Besides a weak steel market, the 100-year-old steel company faces:

An estimated $80 million to bring its Middletown steel-making operations into compliance with new air pollution rules taking effect in 2006 and potentially millions of dollars in fines from a pending federal pollution lawsuit.

Potential pension and health-care "legacy" costs estimated at more than $5 billion last year by actuaries for its 30,000 eligible retirees and survivors.

Some steel companies have sought bankruptcy reorganization to get out from under their pension legacy costs, but Wardrop said AK Steel has no such plans.

The company has said it is studying the possibility of ending steel-making operations at its Middletown mill, to resolve some of the environmental and pension cost issues.
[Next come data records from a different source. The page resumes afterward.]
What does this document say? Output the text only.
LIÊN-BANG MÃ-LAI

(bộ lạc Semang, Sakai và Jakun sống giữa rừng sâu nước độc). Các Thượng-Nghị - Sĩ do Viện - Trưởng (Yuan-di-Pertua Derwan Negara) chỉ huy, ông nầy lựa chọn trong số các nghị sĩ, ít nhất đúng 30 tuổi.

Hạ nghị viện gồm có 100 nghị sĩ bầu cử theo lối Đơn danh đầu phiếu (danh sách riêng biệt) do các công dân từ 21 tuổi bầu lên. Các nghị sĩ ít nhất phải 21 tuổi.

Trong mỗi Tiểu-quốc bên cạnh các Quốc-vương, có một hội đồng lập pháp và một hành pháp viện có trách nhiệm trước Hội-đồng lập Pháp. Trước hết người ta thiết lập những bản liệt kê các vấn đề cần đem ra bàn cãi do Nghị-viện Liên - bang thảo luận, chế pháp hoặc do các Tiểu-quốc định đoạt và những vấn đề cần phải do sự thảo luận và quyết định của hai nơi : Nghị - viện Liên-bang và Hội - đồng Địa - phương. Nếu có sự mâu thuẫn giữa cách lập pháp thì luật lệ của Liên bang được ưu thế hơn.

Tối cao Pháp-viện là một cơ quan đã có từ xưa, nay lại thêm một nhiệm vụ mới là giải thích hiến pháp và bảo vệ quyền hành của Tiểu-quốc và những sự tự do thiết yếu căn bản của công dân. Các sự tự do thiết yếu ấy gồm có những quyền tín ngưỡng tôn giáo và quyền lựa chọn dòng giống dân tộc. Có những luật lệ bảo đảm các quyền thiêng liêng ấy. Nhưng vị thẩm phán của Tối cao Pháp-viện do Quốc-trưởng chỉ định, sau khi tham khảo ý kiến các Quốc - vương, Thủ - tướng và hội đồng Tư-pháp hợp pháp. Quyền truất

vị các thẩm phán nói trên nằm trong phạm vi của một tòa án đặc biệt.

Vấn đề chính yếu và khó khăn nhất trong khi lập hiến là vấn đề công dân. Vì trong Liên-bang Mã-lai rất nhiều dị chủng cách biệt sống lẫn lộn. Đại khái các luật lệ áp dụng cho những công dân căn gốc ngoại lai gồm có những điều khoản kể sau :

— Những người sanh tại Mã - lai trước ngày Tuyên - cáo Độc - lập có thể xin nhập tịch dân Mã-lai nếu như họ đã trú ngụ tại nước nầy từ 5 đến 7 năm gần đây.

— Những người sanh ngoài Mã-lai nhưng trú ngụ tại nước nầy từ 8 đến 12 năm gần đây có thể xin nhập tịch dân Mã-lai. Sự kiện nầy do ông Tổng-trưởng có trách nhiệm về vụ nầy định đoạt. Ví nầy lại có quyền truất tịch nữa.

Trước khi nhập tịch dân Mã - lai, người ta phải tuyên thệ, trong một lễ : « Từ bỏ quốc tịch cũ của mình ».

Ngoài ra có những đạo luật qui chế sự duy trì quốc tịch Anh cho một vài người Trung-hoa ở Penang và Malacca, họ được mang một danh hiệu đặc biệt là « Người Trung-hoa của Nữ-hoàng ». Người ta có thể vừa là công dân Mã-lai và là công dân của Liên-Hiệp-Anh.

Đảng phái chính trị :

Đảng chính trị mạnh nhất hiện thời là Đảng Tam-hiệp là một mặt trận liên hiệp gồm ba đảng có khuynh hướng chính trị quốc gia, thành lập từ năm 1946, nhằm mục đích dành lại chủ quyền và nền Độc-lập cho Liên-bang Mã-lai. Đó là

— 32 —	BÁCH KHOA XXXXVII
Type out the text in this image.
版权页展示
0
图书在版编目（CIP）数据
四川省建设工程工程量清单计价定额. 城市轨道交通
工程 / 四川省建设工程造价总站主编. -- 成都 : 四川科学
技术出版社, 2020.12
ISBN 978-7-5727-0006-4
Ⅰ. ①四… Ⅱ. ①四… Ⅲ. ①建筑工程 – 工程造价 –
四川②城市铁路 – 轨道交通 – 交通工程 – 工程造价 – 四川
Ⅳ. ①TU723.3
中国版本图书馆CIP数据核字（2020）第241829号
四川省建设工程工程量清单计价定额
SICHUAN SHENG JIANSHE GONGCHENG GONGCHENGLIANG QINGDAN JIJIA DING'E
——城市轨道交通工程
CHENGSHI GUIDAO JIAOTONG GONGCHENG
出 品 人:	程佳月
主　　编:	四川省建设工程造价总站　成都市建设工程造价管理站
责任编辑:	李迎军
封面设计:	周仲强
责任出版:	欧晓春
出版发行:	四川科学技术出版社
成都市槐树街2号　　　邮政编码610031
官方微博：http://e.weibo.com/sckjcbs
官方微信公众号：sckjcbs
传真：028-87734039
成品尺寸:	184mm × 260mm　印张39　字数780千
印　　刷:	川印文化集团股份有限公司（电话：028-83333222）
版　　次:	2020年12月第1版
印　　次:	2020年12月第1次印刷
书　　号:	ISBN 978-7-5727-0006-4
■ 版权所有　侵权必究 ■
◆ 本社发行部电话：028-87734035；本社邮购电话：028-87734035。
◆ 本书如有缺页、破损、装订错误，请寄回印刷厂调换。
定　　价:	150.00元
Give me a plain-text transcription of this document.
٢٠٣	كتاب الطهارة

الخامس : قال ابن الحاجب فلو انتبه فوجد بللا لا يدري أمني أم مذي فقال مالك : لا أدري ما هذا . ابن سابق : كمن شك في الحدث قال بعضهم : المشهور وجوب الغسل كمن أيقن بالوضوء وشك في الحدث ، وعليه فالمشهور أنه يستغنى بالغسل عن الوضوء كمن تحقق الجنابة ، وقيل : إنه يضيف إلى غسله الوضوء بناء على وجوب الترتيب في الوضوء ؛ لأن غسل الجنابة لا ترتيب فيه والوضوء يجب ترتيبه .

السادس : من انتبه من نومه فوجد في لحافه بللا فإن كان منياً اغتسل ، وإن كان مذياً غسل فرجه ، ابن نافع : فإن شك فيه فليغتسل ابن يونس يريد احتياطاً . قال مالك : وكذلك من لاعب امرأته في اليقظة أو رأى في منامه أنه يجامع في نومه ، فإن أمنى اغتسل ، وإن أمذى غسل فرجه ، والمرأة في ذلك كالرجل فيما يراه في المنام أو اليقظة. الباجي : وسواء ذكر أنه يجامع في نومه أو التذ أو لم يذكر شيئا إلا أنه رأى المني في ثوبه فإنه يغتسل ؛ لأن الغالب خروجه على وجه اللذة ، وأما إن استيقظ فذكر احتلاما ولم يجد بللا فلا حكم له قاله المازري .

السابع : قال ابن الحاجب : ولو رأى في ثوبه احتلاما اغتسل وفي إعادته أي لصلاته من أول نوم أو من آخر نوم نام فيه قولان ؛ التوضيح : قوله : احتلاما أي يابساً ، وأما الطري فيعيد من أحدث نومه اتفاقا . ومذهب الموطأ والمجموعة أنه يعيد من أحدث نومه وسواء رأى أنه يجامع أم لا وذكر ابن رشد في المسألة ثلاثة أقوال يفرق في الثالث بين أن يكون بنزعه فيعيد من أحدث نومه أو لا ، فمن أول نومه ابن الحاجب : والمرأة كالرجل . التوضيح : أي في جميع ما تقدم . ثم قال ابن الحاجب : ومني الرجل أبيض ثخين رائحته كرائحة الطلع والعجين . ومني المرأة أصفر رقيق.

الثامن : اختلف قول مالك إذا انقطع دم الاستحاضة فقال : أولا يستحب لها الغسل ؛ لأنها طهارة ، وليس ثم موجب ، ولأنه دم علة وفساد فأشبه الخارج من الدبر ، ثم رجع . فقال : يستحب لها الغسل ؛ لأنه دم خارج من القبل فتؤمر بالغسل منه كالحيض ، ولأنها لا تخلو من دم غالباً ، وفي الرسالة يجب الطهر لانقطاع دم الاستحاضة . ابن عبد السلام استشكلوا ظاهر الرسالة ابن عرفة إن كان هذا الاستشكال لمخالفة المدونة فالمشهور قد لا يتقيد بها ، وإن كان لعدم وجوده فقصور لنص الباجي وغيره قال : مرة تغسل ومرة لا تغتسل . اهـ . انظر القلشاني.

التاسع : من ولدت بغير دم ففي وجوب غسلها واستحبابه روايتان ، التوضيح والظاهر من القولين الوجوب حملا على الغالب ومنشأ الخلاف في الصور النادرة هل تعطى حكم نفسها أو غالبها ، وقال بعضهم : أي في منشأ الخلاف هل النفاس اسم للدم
That move could eliminate 1,000 jobs in Middletown, where the company now employs about 5,000.

Last month, the company initiated discussions with employee unions at its Middletown and Butler, Pa., plants over ways to improve the competitiveness of those operations.

Wardrop told analysts that the company is studying whether it makes sense to end basic steel-making operations and import semi-finished steel slabs to finish into coated-carbon and stainless steel for its automotive and appliance customers.

AK estimates that it will cost about $1 billion in the next decade to continue making steel at Middletown and other mills. Wardrop said the company is weighing whether it makes more sense to spend that money elsewhere.

Since losing out to rival US Steel Corp. to acquire National Steel Corp out of bankruptcy in April, some analysts have questioned AK's viability in the wake of industry consolidation.